Il processo, illustrato in sintesi, non si afferma spontaneamente e non si sviluppa da subito su larga scala (motivo per cui anche mentre nasce e cresce appare invisibile a chi non impara a vederlo e a valorizzarlo). Al contrario si afferma in virtù dell’azione dei comunisti che orientano, dirigono, aggregano e mobilitano quella parte delle masse popolari che ha già, come lascito del vecchio movimento comunista, la bandiera rossa nel cuore e la volontà di cambiare il corso delle cose e con questa tutte quelle persone che dalla preoccupazione passano alla volontà di costruire il proprio futuro, nell’unico modo realistico in cui la cosa è fattibile. I comunisti aggiungono scienza e metodo ai sentimenti e alla volontà della parte più avanzata e generosa delle masse popolari. Le barricate, che ci saranno, saranno una manifestazione epidermica di un sommovimento che scuote la società fino a disarcionare i vertici della Repubblica Pontificia e indurli ad accettare come rimedio “passeggero e necessario” il Governo di Blocco Popolare.
Non si parte da zero – cosa valorizzare e come. Nel nostro paese ci sono migliaia di operai che hanno la bandiera rossa nel cuore, decine di migliaia di lavoratori e centinaia di migliaia di elementi delle masse popolari che hanno volontà e intelligenza da dedicare a quest’opera. Ognuno di essi, a vario titolo e in varie forme è già oggi animatore, promotore, protagonista delle mille forme di resistenza organizzata agli effetti della crisi. Da qui partiamo, usando ogni occasione per promuovere il processo di costituzione del Governo di Blocco Popolare: la mobilitazione per il rinnovo dei Contratti Collettivi Nazionali di Lavoro è un ottimo contesto per creare organizzazioni operaie che si occupano dell’azienda ed escono dall’azienda; la mobilitazione per la campagna elettorale crea ottime condizioni per far scrivere alle masse popolari il programma della loro Amministrazione Locale di Emergenza, promuovere la costruzione di organizzazioni popolari e far assumere a quelle esistenti un ruolo più avanzato (vedi articoli a pag. 4).

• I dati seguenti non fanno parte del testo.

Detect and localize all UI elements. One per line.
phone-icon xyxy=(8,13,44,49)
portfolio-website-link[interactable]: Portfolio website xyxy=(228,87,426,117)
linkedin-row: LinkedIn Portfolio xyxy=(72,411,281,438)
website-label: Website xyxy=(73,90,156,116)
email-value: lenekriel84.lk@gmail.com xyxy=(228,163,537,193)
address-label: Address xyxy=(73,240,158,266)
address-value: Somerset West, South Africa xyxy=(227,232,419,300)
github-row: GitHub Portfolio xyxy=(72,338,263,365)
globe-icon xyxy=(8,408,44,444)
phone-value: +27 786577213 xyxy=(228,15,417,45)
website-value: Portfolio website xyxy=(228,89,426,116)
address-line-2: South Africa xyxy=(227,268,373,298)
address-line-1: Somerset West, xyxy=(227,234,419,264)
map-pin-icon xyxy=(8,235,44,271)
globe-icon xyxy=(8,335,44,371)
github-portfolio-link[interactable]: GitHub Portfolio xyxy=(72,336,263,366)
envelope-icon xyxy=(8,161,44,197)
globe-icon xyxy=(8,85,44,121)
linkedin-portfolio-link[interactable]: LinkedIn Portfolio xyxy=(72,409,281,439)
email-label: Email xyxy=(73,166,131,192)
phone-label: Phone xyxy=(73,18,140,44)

Socialismo. La retorica della Resistenza come movimento trasversale che ha unito tutti gli antifascisti è, appunto, una retorica della propaganda anticomunista: nasconde il ruolo che i comunisti hanno giocato ieri e quello che devono giocare oggi. La verità è che la guerra di Liberazione fu preparata, costruita, condotta, combattuta e vinta soprattutto dagli operai e dai lavoratori comunisti che si organizzarono nelle città e nelle montagne, nelle formazioni militari e in quelle civili, che costituirono clandestinamente i loro centri di potere alternativo alle autorità fasciste, i CLN, che insorsero all’appello del CLN-Alta Italia dopo anni di persecuzioni, deportazioni, torture, confino e fucilazioni; insorsero e vinsero perché avevano costruito le condizioni per vincere. Gli operai e i lavoratori comunisti salvarono l’Italia dalla dittatura terroristica della borghesia, oggi come allora hanno lo stesso compito di costruire le condizioni per vincere: di portare le masse popolari a organizzarsi e imporre il loro governo di emergenza per fare fronte agli effetti più gravi della crisi e aprire la via all’instaurazione del socialismo, per aprire un corso nuovo al paese e all’umanità intera. Perché la costituzione del Governo di Blocco Popolare crea condizioni più favorevoli per la rinascita del movimento comunista.